Die Horte sind bedroht

Astrid Homeyer

Der gesellschaftliche Wandel wirkt sich auch auf die Waldorfschulen aus: Immer mehr Zeit wird von den Kindern in der Schule verbracht. Eine Umfrage des Bundes der Freien Waldorfschulen (BdFWS) vom März 2014 hat ergeben, dass inzwischen fünf Prozent aller Waldorfschulen Ganztagsschulen mit verpflichtendem Unterricht am Nachmittag sind. Die Hälfte aller Waldorfschulen sind offene Ganztagsschulen, das heißt, im Anschluss an den Unterricht bleibt ein Teil der Kinder in der Schule und wird pädagogisch betreut.

Die politischen Regelungen zur Ganztagsbetreuung unterscheiden sich von Bundesland zu Bundesland sehr, es gibt Horte, Randbetreuungen, Offene Ganztagsschulen (OGS), Kernzeitbetreuung, oft werden die Angebote auch auf kommunaler Ebene geregelt.

Pädagogen, die in diesen Nachmittagsbetreuungen arbeiten, haben sich in der Hortbewegung der Waldorfschulen zusammengeschlossen. Dreimal im Jahr treffen sie sich zum pädagogischen Austausch und zur Fortbildung. Es wird an den zentralen Inhalten und Grundlagen der Nachmittagsbetreuung gearbeitet. Immer findet auch eine Hortfachkonferenz statt, dort werden die Belange der Horte besprochen und beraten und zentrale Inhalte der Hortarbeit formuliert.

Im Oktober 2013 sind bei der Kasseler Hortfachkonferenz Lutz Atteln (Hort an der FreiZeit Schule Mannheim), Ralf Buchmann (Hort der FWS Weimar) und Astrid Homeyer (Hort der FWS Hannover-Maschsee) als Hortsprecher gewählt worden. Sie halten den Kontakt zum BdFWS und zu den Ausbildungsseminaren der Erzieher und sprechen für die Hortbewegung.

Im Dezember 2013 waren die Hortsprecher in den Koordinationsrat der drei Verbände BdFWS, Anthropoi, dem Bundesverband anthroposophisches Sozialwesen, und der Vereinigung der Waldorfkindergärten eingeladen. Es gab einen Austausch zwischen Lehrern, Erziehern, Heilpädagogen und Vertretern des BdFWS. Im Zentrum stand das Wohl der Kinder, die den ganzen Tag in der Schule verbringen. Es wurde gefragt: Welche Grundbedingungen müssen in der Ganztagsbetreuung erfüllt werden, damit die Kinder sich beheimaten können und gesund aufwachsen? Die Hortbewegung der Waldorfschulen setzt sich in besonderer Weise für den Erhalt der festen Bezugsperson und des freien Spiels am Nachmittag ein, deren bisherige Selbstverständlichkeit durch politische Regelungen immer mehr infrage gestellt werden.

Für die Zukunft wird es von zentraler Bedeutung sein, dass es durch die Zusammenarbeit zwischen Schule, Hort und Eltern gelingt, im Ganztagsbereich einen Lebensraum zu gestalten, in dem die Kinder sich wohlfühlen.
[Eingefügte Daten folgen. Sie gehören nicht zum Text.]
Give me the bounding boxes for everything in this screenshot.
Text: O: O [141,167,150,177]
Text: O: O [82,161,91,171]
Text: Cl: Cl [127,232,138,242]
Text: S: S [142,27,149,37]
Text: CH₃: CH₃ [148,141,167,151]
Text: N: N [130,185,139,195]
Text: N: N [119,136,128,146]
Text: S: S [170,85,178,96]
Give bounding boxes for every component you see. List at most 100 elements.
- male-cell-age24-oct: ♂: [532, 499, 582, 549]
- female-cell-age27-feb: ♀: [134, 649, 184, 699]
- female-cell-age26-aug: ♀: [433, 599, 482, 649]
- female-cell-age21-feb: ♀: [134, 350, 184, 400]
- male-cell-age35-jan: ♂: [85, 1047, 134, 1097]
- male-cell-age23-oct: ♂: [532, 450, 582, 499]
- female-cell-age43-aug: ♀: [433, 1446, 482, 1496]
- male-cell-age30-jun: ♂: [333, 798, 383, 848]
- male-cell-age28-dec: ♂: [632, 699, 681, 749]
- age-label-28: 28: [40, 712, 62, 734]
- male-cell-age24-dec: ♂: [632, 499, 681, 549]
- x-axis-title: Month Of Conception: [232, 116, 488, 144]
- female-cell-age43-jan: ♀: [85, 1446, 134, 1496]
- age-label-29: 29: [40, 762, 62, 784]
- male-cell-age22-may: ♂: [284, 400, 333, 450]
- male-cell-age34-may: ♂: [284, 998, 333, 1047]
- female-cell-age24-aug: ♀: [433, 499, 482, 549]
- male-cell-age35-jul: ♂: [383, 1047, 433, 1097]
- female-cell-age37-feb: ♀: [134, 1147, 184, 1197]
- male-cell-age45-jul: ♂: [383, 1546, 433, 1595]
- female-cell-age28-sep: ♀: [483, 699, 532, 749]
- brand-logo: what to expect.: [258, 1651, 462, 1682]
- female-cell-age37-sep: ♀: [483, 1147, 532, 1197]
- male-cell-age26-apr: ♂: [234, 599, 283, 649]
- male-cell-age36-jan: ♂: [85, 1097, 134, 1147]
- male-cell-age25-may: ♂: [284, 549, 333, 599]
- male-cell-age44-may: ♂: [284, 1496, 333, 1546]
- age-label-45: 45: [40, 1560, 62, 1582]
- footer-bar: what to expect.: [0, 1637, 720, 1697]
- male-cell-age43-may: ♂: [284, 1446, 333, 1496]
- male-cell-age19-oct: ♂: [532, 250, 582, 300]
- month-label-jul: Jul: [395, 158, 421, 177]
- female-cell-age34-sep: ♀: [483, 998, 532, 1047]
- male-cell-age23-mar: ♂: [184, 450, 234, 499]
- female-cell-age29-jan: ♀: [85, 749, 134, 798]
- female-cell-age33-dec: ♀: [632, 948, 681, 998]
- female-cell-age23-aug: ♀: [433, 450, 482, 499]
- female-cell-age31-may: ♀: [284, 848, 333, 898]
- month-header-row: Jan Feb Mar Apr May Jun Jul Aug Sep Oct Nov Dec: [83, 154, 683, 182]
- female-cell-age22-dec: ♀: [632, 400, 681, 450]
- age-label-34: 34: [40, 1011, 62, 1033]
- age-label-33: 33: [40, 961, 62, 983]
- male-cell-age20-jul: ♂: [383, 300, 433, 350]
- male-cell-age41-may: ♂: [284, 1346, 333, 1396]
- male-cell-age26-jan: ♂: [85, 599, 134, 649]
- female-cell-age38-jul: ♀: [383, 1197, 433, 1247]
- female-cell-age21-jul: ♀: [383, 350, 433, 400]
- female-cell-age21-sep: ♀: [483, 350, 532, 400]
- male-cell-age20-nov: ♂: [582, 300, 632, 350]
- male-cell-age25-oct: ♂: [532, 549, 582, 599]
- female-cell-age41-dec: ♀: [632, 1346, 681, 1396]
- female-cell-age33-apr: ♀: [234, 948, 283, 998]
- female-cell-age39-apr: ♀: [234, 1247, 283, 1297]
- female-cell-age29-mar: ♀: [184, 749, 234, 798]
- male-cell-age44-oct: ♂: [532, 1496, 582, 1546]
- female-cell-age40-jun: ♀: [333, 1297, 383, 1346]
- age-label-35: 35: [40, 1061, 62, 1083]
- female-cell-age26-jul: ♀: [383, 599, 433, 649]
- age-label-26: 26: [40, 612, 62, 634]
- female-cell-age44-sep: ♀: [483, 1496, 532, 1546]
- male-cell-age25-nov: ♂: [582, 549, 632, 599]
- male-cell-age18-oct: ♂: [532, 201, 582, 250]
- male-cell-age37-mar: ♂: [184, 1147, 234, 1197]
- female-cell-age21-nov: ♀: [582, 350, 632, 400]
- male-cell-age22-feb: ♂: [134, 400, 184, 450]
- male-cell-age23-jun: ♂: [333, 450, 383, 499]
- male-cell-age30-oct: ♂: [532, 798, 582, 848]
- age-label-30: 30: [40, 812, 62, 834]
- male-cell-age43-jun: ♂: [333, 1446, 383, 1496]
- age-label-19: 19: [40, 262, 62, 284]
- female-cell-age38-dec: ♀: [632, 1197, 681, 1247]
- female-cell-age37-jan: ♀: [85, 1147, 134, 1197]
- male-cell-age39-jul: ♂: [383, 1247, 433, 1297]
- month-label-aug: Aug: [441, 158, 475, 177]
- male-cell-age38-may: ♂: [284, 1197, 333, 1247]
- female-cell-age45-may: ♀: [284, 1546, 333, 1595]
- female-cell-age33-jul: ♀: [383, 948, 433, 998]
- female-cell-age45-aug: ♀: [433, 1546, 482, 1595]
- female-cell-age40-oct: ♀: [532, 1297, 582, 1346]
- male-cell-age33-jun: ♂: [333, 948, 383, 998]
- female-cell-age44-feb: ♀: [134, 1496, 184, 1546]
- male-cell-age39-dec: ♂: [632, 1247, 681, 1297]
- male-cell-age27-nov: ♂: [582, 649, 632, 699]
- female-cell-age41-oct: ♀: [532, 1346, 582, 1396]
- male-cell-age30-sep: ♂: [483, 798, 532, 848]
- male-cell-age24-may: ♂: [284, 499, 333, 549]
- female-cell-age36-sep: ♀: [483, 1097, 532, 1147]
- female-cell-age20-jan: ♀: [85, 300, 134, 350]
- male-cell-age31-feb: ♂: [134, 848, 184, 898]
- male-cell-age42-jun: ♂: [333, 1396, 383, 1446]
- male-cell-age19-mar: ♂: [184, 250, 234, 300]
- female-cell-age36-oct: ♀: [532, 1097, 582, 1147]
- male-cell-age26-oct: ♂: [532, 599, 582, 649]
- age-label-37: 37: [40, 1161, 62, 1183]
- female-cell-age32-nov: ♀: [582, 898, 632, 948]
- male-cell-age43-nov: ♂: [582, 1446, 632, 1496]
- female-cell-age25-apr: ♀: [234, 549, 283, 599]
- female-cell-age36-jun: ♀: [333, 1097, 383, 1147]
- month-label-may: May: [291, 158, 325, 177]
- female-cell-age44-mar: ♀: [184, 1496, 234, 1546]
Es wird darum gehen, für die Kinder da zu sein, verlässliche Bezugsperson für sie zu sein, einen Lebensraum zu gestalten, in dem das freie Spiel im Vordergrund stehen kann, in dem die Kinder sich wahrgenommen, gesehen, gehört fühlen.

Der Hort als Lebensraum der Kinder ist bedroht. In vielen Bundesländern ist die politische Antwort auf die Notwendigkeit der Ganztagsbetreuung eine Abschaffung der Horte, die nicht selten eine langjährige Tradition haben und mit ausgebildetem pädagogischem Personal und eigenen Räumlichkeiten ausgestattet sind. Stattdessen wird eine kostengünstigere Ganztagsbetreuung mit zusammengestückelten Angeboten und wechselnden Betreuern in den Unterrichtsräumen organisiert, oft ohne ausgebildete Pädagogen. Ein Konzept für den ganzen Tag mit Blick auf das Wohl der Kinder sucht man vergebens.

Bei allen Neugestaltungen wird es von großer Wichtigkeit für die Zukunft unserer Kinder sein, dass die Frage nach der Qualität des Ganztagsangebotes gestellt wird. Auf der Grundlage der Waldorfpädagogik sind hier Konzepte möglich, die sich deutlich von den Patchwork-Lösungen im staatlichen Schulbetrieb unterscheiden. Die Hortbewegung der Waldorfschulen steht hier vor einer interessanten und zukunftsweisenden Aufgabe.